■2014年5月18日 第2回 豆類・小玉すいか 〜 食べくらべ
◇ほうれん草の食べくらべ
  • 1年間通してのほうれん草の食べくらべ。この日は、北海道旭川のほうれん草でした。
ほうれん草(北海道・旭川)
ゆでたほうれん草
◇豆類の食べくらべ
  • いんげんは、鹿児島県の「キセラ」、千葉県の「ケンタッキー」、千葉県の「サーベル」、長崎県の「サーベル」を食べくらべ。

  • 大阪府の「うすいえんどう」と、鹿児島県の「グリーンピース」も食べくらべました。
鹿児島県の「キセラ」と
千葉県の「ケンタッキー」
千葉県と長崎県の
「サーベル」
うすいえんどうと
グリーンピース
◇その他の試食
  • 料理は、豆ごはん、いんげんのしょうがじょうゆ和え、ジャンボいんげんの天ぷらを試食。神奈川県にある城島農園のきゅうりやマメ科のアピオスも試食しました。
写真左から、豆ごはん、
いんげんのしょうがじょうゆ和え、
ジャンボいんげんの天ぷら
城島農園のきゅうりは塩もみと生で
アピオス
◇調理について
  • 男性陣は豆ごはんが苦手な方が多いようですが、季節を感じることができるので、なくさないでほしい料理です。調理方法は大きく分けて2つあります。今日は、豆ごとおかまに入れて一緒に炊きました。全体に豆の香りがつきますが、豆の色は悪くなります。料理屋さんでは、別に豆を炊いて、その汁でごはんを炊き、炊き上がってからきれいな青い豆を混ぜたりしますが、家庭では一緒に炊けばいいのではないでしょうか。塩は1カップに2〜2.5グラム、酒を加え、普通の水加減で炊きました。
古川恭子氏
  • いんげんは、最近は、ごま和えやおかか和えが多いようですが、昔はよく、しょうがじょうゆで和えて食べました。こういう食べ方を、「懐かしい」と言われる方もいらっしゃいます。いんげんは、筋ではないところを縦に半分に切ってからゆでてあります。一手間ですが、切ることによってしょうががからみ、味のなじみがよくなります。
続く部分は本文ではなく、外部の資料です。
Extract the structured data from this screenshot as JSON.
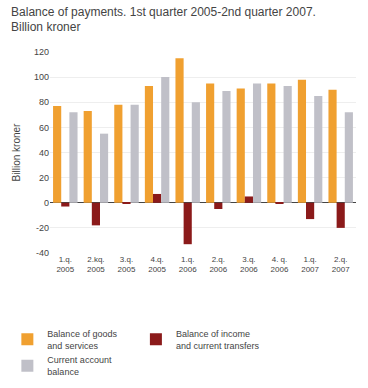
{
  "chart_data": {
    "type": "bar",
    "title": "Balance of payments. 1st quarter 2005-2nd quarter 2007.",
    "subtitle": "Billion kroner",
    "ylabel": "Billion kroner",
    "categories": [
      "1.q.\n2005",
      "2.kq.\n2005",
      "3.q.\n2005",
      "4.q.\n2005",
      "1.q.\n2006",
      "2.q.\n2006",
      "3.q.\n2006",
      "4. q.\n2006",
      "1.q.\n2007",
      "2.q.\n2007"
    ],
    "series": [
      {
        "name": "Balance of goods\nand services",
        "color": "#f0a030",
        "values": [
          77,
          73,
          78,
          93,
          115,
          95,
          91,
          95,
          98,
          90
        ]
      },
      {
        "name": "Balance of income\nand current transfers",
        "color": "#8b1a1a",
        "values": [
          -3,
          -18,
          -1,
          7,
          -33,
          -5,
          5,
          -1,
          -13,
          -20
        ]
      },
      {
        "name": "Current account\nbalance",
        "color": "#c0c0c8",
        "values": [
          72,
          55,
          78,
          100,
          80,
          89,
          95,
          93,
          85,
          72
        ]
      }
    ],
    "ylim": [
      -40,
      120
    ],
    "yticks": [
      -40,
      -20,
      0,
      20,
      40,
      60,
      80,
      100,
      120
    ],
    "grid": true,
    "legend": "bottom"
  }
}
  • ジャンボいんげんは天ぷらにしました。いんげんは油で揚げると甘みが出るので、ゆでたものと比べると、よりいっそうおいしく食べられるのではないかと思います。ジャンボいんげんはアクが少ないので、ゆでずに生のままフライパンに入れて、オリーブオイルなどで焼いてもおいしく食べられます。
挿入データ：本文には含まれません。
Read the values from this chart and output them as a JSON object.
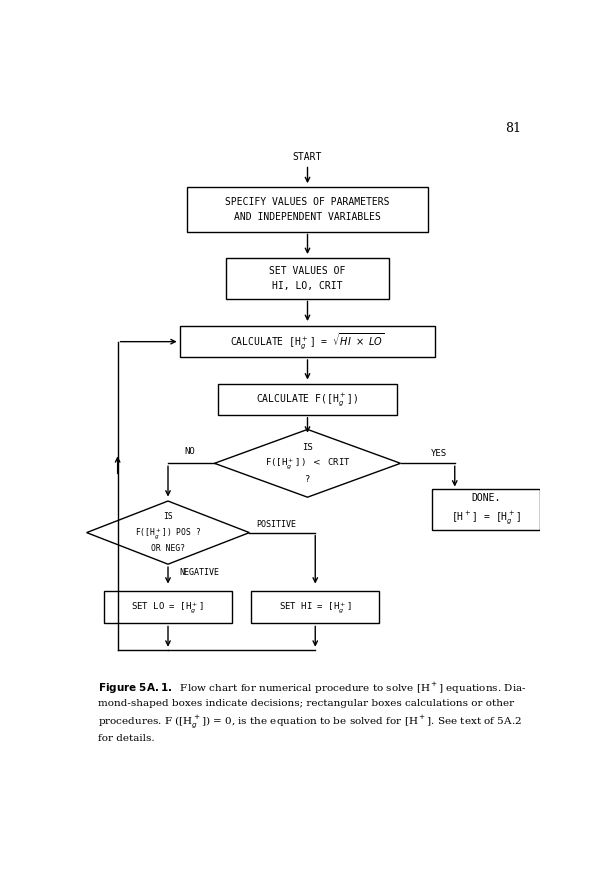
{
  "page_number": "81",
  "bg": "#ffffff",
  "lw": 1.0,
  "mono_fs": 7.0,
  "start_text": "START",
  "box1_text": "SPECIFY VALUES OF PARAMETERS\nAND INDEPENDENT VARIABLES",
  "box2_text": "SET VALUES OF\nHI, LO, CRIT",
  "box3_text": "CALCULATE [H_g^+] = sqrt(HI x LO)",
  "box4_text": "CALCULATE F([H_g^+])",
  "d1_line1": "IS",
  "d1_line2": "F([H_g^+]) < CRIT",
  "d1_line3": "?",
  "box5_line1": "DONE.",
  "box5_line2": "[H^+] = [H_g^+]",
  "d2_line1": "IS",
  "d2_line2": "F([H_g^+])  POS ?",
  "d2_line3": "OR NEG?",
  "box6_text": "SET LO = [H_g^+]",
  "box7_text": "SET HI = [H_g^+]",
  "no_label": "NO",
  "yes_label": "YES",
  "pos_label": "POSITIVE",
  "neg_label": "NEGATIVE",
  "caption_bold": "Figure 5A.1.",
  "caption_rest": "  Flow chart for numerical procedure to solve [H⁺] equations. Diamond-shaped boxes indicate decisions; rectangular boxes calculations or other procedures. F ([H⁺ₑ]) = 0, is the equation to be solved for [H⁺]. See text of 5A.2 for details."
}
  • グリーンピースは、ゆでた後、すぐに冷たい水につけるとシワがより、色も飛んでしまいます。ゆであがったら、まず、ぬるま湯に入れて、少しずつ水を足しながら、5〜10分くらいかけて常温の水になるように時間をかけてあげるときれいにゆでることができます。
◇食べくらべ、試食の感想など
  • 九州出身ですが、キュッキュッという歯ごたえの豆も、かたい豆もやわらかい豆も好きです。ほうれん草は、見た目はすごく立派ですが、冬場のものと比べると味が足りないので、味つけをしっかりする料理などに使うにはいいと思いました。

  • 八百屋さんの配達をしています。どれもおいしかった。料理をして食べるとまた違うと思いました。
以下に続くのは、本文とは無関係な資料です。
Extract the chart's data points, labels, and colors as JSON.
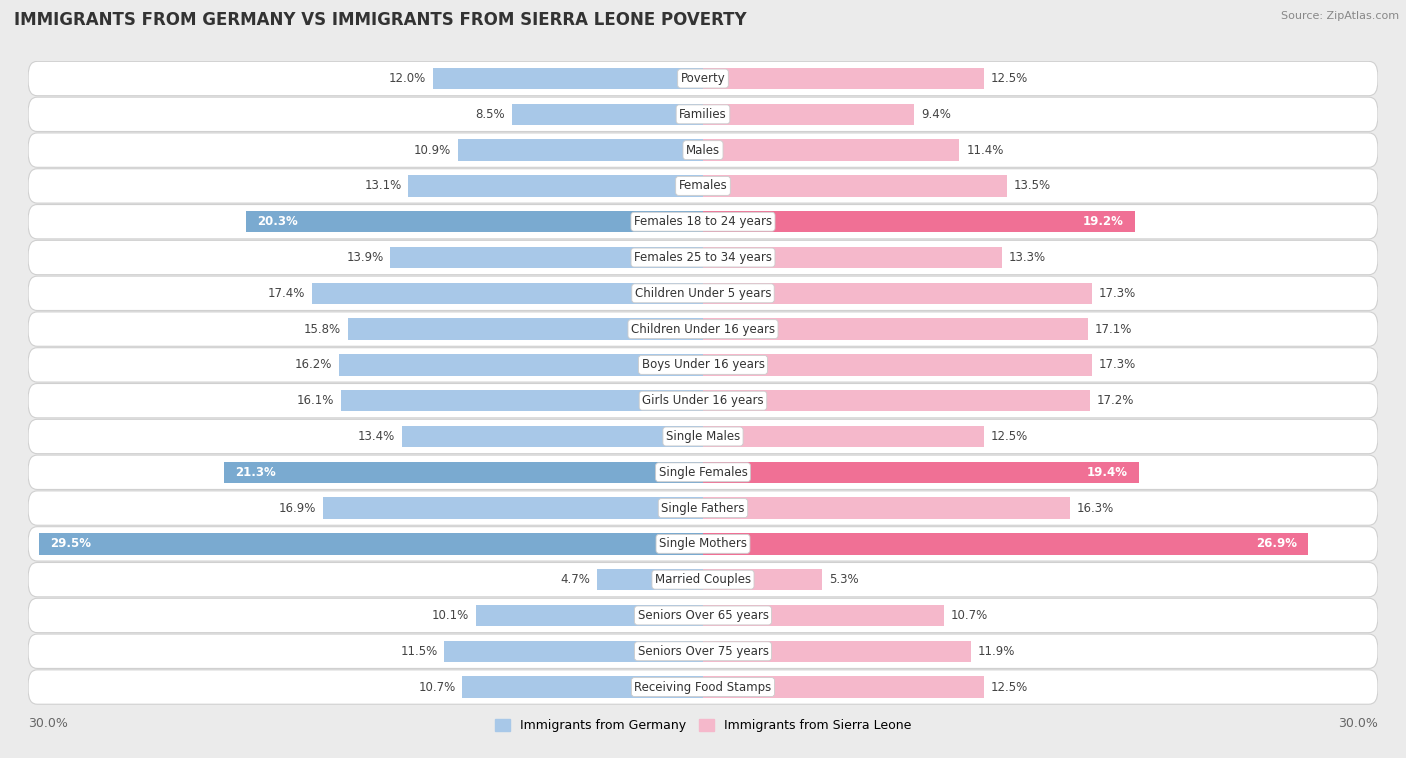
{
  "title": "IMMIGRANTS FROM GERMANY VS IMMIGRANTS FROM SIERRA LEONE POVERTY",
  "source": "Source: ZipAtlas.com",
  "categories": [
    "Poverty",
    "Families",
    "Males",
    "Females",
    "Females 18 to 24 years",
    "Females 25 to 34 years",
    "Children Under 5 years",
    "Children Under 16 years",
    "Boys Under 16 years",
    "Girls Under 16 years",
    "Single Males",
    "Single Females",
    "Single Fathers",
    "Single Mothers",
    "Married Couples",
    "Seniors Over 65 years",
    "Seniors Over 75 years",
    "Receiving Food Stamps"
  ],
  "germany_values": [
    12.0,
    8.5,
    10.9,
    13.1,
    20.3,
    13.9,
    17.4,
    15.8,
    16.2,
    16.1,
    13.4,
    21.3,
    16.9,
    29.5,
    4.7,
    10.1,
    11.5,
    10.7
  ],
  "sierraleone_values": [
    12.5,
    9.4,
    11.4,
    13.5,
    19.2,
    13.3,
    17.3,
    17.1,
    17.3,
    17.2,
    12.5,
    19.4,
    16.3,
    26.9,
    5.3,
    10.7,
    11.9,
    12.5
  ],
  "germany_color_normal": "#a8c8e8",
  "germany_color_highlight": "#7aaad0",
  "sierraleone_color_normal": "#f5b8cb",
  "sierraleone_color_highlight": "#f07095",
  "background_color": "#ebebeb",
  "bar_bg_color": "#ffffff",
  "axis_limit": 30.0,
  "label_fontsize": 8.5,
  "title_fontsize": 12,
  "bar_height": 0.6,
  "germany_highlight_threshold": 20.0,
  "sierraleone_highlight_threshold": 19.0
}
  • 野菜ジャーナリストとして、プロの方向けに記事を書いたり、生活者向けに、楽しくおいしい情報を発信したりしています。畑に行くのが好きで、農家さんから教わることが多かったのですが、一般の方向けにはお店で買えるものの情報を伝えないと意味がないので、八百屋さんがどういう目線で野菜を見ているのか、どういう野菜を扱っているのかが知りたくて、八百屋塾に参加しました。いんげんの食べくらべは、個体差があったのか、人それぞれ好みが違うのか、意見がバラバラで、それが面白かったです。私はキュッキュッという歯ごたえがあるいんげんが苦手でしたが、同じいんげんでもそれを感じなかった、という方もいました。ほうれん草はシュウ酸を強く感じるというか、甘みのある冬場のほうれん草とはちょっと違うと思いました。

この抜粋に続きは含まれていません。